乗降口下のステップは動力ユニット側にも付いていたため、そちらは最終的に削り取りました。よって動力部の加工は先ほどの穴あけと、ステップの削り取りの2つになりました。

シンプルに見える動力ユニットでも、私が微妙に採寸を間違えたりして、ネジ穴の位置など若干削り合わせたところもあります。ただ一番大切なボイラーとモーターの接触部が思ったよりぴったり合ったたため、大きな苦労はありませんでした。

B20タイプとC12

小さいC12が大きく見えます。

B20には空制がないので、列車を牽いてレイアウトの本線を走らせるにはあまり向かないかもしれませんね。そこは都合よく無視しています。


●作図にあたってのおもな参考書籍(書籍名のみ・一部)
・蒸気機関車スタイルブック(旧版・新版) 機芸出版社
・蒸気機関車形式写真集I タクト・ワン
・ほか(行き当たりばったりに色んな本を開いて、目に留まったら参照していまして、すぐ出て来ずすみません)

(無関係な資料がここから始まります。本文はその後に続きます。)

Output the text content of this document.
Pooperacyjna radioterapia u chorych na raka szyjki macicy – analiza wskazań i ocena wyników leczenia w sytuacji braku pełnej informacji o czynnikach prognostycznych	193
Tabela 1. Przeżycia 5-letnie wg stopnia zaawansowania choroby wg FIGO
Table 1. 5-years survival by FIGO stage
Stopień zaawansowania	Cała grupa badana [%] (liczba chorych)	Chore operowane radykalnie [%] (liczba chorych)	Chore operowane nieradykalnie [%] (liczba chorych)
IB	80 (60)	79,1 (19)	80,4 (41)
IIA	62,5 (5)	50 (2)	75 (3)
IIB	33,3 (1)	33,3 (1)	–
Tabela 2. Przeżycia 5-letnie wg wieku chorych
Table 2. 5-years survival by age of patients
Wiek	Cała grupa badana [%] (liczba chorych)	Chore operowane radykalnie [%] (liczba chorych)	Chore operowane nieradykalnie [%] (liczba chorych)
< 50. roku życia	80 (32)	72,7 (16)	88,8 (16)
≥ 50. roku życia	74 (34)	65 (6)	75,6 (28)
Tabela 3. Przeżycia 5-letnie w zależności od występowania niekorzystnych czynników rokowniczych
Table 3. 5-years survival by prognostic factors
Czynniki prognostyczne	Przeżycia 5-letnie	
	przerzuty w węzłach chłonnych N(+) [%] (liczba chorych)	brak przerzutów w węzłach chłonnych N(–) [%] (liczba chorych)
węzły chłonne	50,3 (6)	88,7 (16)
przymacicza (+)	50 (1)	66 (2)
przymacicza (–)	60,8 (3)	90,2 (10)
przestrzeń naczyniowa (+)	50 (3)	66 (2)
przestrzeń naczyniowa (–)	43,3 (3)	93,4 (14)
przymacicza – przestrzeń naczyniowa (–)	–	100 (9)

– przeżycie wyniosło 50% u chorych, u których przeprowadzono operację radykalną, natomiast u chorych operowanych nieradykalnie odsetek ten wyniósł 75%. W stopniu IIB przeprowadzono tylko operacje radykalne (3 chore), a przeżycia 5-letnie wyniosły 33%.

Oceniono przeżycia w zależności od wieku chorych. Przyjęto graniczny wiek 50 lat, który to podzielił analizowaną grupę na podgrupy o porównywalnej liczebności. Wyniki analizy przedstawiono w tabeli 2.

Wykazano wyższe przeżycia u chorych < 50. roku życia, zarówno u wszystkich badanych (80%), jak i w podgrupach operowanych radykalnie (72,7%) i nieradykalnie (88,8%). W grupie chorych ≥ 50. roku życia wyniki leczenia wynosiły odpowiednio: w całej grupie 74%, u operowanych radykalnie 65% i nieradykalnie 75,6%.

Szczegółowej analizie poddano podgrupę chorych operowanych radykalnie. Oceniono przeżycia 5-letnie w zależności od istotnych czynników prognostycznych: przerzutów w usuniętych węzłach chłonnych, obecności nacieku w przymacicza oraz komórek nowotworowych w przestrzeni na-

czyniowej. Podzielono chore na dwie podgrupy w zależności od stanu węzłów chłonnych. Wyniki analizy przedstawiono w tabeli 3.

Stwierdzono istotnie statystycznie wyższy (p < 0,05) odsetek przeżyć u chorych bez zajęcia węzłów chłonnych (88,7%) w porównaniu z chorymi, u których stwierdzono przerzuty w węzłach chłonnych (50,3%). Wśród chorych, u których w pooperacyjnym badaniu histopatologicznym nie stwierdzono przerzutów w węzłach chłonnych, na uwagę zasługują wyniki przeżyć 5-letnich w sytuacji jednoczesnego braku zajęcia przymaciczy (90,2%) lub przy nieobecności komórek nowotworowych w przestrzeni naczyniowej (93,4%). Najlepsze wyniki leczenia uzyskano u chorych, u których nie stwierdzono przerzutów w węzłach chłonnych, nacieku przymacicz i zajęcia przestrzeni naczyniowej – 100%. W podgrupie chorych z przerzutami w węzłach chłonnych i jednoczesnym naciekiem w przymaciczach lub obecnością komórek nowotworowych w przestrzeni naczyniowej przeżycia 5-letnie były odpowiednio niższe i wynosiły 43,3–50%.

車体基本部分の外形はスタイルブックのトレースですが、各部の装備はおもに自分で撮った1号機・10号機の写真を参考に目分量で作図しました。

紙のB20と動力ユニット

車体をペーパーで作るのも面白いかと思います。

写真は以前ご紹介した、「切り抜く本 紙で作る日本の蒸気機関車」の型紙を1/150サイズに縮小したものです。ボイラーを切り取ってうまく被せられるかはわかりません。
B20はこの有名な本のトップバッターのため、日本で一番多く作られた紙の蒸気機関車のような気がします。